July | August 2014

 

 

 

 



 

Medicaid—To Expand or Not to Expand?

By Debra Miller, CSG Director of Health Policy
The decision to expand Medicaid eligibility is the most consequential Medicaid decision since 1965, when states could first opt into the federal-state partnership program, said Vernon Smith, a health economist and former Michigan Medicaid director.
Smith was in South Dakota last week, brought there by Senate and House leaders of both parties and CSG Midwest for a special briefing attended by more than 100 participants.
Gov. Dennis Daugaard in January told lawmakers he opposes the Medicaid expansion. A state official testified that Daugaard was highly skeptical that the federal government would be able to keep its promise to cover 90 percent of Medicaid expansion costs.
“It isn’t that I have this boss that’s this coldhearted person and he made the decision based on that,” Deb Bowman, a senior adviser to the governor, said during the hearing, according to The Associated Press. “He made the best decision he could, given the information and facts we have right now and the uncertainty of the future we face.”
Mike McCabe, executive director of The Council of State Governments Midwest, was visiting state legislators in the South Dakota Capitol when the plan to provide legislators more information about the potential costs and benefits of expanding Medicaid was hatched.
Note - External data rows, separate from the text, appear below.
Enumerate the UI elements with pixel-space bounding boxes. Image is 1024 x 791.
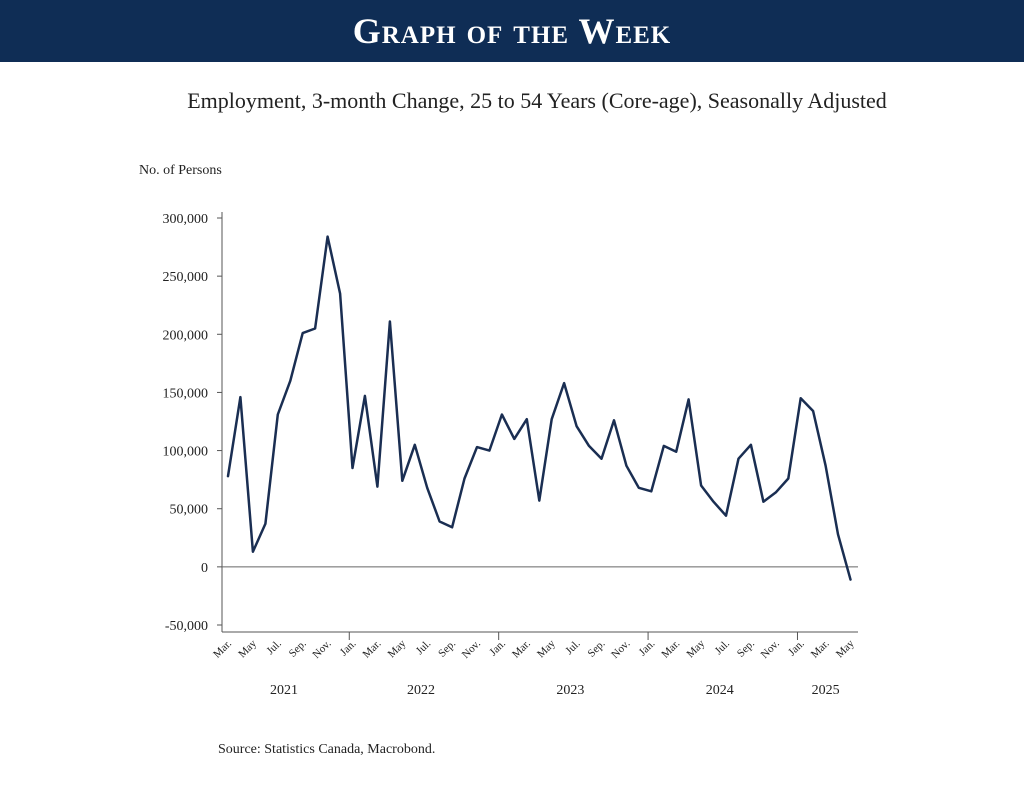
x-month-label: Sep. — [586, 637, 608, 659]
x-month-label: May — [684, 637, 707, 660]
y-tick-label: 300,000 — [163, 212, 209, 227]
banner-title: Graph of the Week — [352, 11, 672, 51]
x-month-label: May — [386, 637, 409, 660]
x-month-label: Sep. — [436, 637, 458, 659]
x-year-label: 2025 — [812, 683, 840, 698]
x-month-label: Mar. — [361, 637, 384, 660]
x-month-label: Jul. — [563, 637, 583, 657]
x-month-label: Jan. — [487, 637, 508, 658]
x-month-label: Jan. — [786, 637, 807, 658]
x-year-label: 2022 — [407, 683, 435, 698]
y-tick-label: 250,000 — [163, 270, 209, 285]
y-tick-label: 100,000 — [163, 445, 209, 460]
chart-title: Employment, 3-month Change, 25 to 54 Yea… — [187, 88, 887, 113]
y-tick-label: 150,000 — [163, 386, 209, 401]
y-tick-label: 200,000 — [163, 328, 209, 343]
x-month-label: May — [236, 637, 259, 660]
x-month-label: Mar. — [211, 637, 234, 660]
y-tick-label: 50,000 — [170, 503, 209, 518]
x-month-label: Mar. — [510, 637, 533, 660]
x-month-label: Mar. — [659, 637, 682, 660]
x-year-label: 2024 — [706, 683, 734, 698]
x-month-label: Jan. — [637, 637, 658, 658]
series-line — [226, 235, 852, 581]
x-month-label: Nov. — [460, 637, 483, 660]
x-month-label: May — [535, 637, 558, 660]
x-month-label: Nov. — [609, 637, 632, 660]
x-month-label: Mar. — [809, 637, 832, 660]
x-month-label: Nov. — [759, 637, 782, 660]
x-month-label: Jul. — [414, 637, 434, 657]
y-tick-label: 0 — [201, 561, 208, 576]
x-month-label: Jul. — [264, 637, 284, 657]
y-tick-label: -50,000 — [165, 619, 208, 634]
x-month-label: Sep. — [287, 637, 309, 659]
x-month-label: May — [834, 637, 857, 660]
x-month-label: Jan. — [338, 637, 359, 658]
banner: Graph of the Week — [0, 0, 1024, 62]
y-axis-label: No. of Persons — [139, 163, 222, 178]
x-month-label: Sep. — [735, 637, 757, 659]
x-month-label: Nov. — [310, 637, 333, 660]
x-year-label: 2021 — [270, 683, 298, 698]
x-year-label: 2023 — [556, 683, 584, 698]
source-note: Source: Statistics Canada, Macrobond. — [218, 742, 436, 757]
x-month-label: Jul. — [713, 637, 733, 657]
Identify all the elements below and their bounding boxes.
McCabe said the program was part of an in-state training initiative launched by CSG’s Midwestern Legislative Conference in December.
“The need identified in South Dakota and CSG’s plans and resources aligned perfectly,” he said.
Smith began the briefing by complimenting the state’s Medicaid program. He called “remarkable” the recent audit finding that the state had a zero error rate on determining Medicaid eligibility.
“I can’t tell you how rare this is,” he said. “It just doesn’t happen. It is something to celebrate.”
Smith said several state leaders have expressed opposition to the federal government’s offer to expand Medicaid eligibility to 138 percent of the federal poverty level.
Smith began the briefing citing the major arguments of opponents of Medicaid expansion. Basically, opponents believe expansion is "too costly and risky a proposition,” Smith said, citing commentary from the Cato Institute’s Michael Cannon.
Cannon argues “Medicaid is rife with waste and fraud. It increases the cost of private health care and insurance, crowds out private health insurance and long-term care insurance and discourages enrollees from climbing the economic ladder. There is scant reliable evidence that Medicaid improves health outcomes and no evidence that it is a cost effective way of doing so.”
Governors in Alabama, Florida, Georgia, Idaho, South Carolina and Texas are all on record expressing similar concerns according to Smith.
Mark McClellan, former Medicare and Medicaid administrator under President George W. Bush, also expressed concern earlier this month to the Pittsburgh Post-Gazette.
“It’s the biggest expansion of Medicaid in a long time and the biggest ever in terms of adults covered,” McClellan said. “Although the federal government is on the hook for most of the cost, Medicaid on the whole is one of the biggest items in state budgets and the fastest growing. So there are some understandable concerns about the financial implications and how implementation would work.”
Smith moved on a discussion of supporters' arguments. Most supporters believe Medicaid should be expanded because it will increase the number of insured Americans and will come at a low or no cost to states because of the large federal match and the infusion of funds into the states' economies.
States moving ahead with expansion expect to see savings in health programs that are currently state-funded. The Oklahoma Health Care Authority projects savings of $34 million to the Department of Mental Health, $11.2 million to the Department of Corrections and $2.4 million to the Department of Health, Smith said.
In Michigan, Smith’s home state, fiscal analysis by the House projected net savings of $1.1 billion over 10 years. The Senate’s analysis found general fund savings of at least $200 million each year through 2017. An independent analysis projected net state savings of $1.17 billion for 2014-19, with a small new cost of $41 million in 2020, or $65 per covered enrollee for the year.
Smith said each state’s decision will directly affect the health of many of its residents with ripple effects throughout the health care system, the state budget, the economy, employers and others paying for health insurance.
“Each state has a unique set of budget and health care interests to be weighed by state policymakers, but this ultimately is a political decision for the governor and the legislature,” he said.
South Dakota Sen. Jean Hunhoff, chair of the Senate Health and Human Services Committee and outgoing co-chair of the CSG Midwest Health and Human Services Committee, said the presentation was helpful.
“So much information is coming out on the expansion from different sources that [and] the presentation provided a summation of what other states are doing and why they have selected their course of action,” she said. “It is important to understand the implications of the expansion, so that facts drive the discussion rather than emotions.”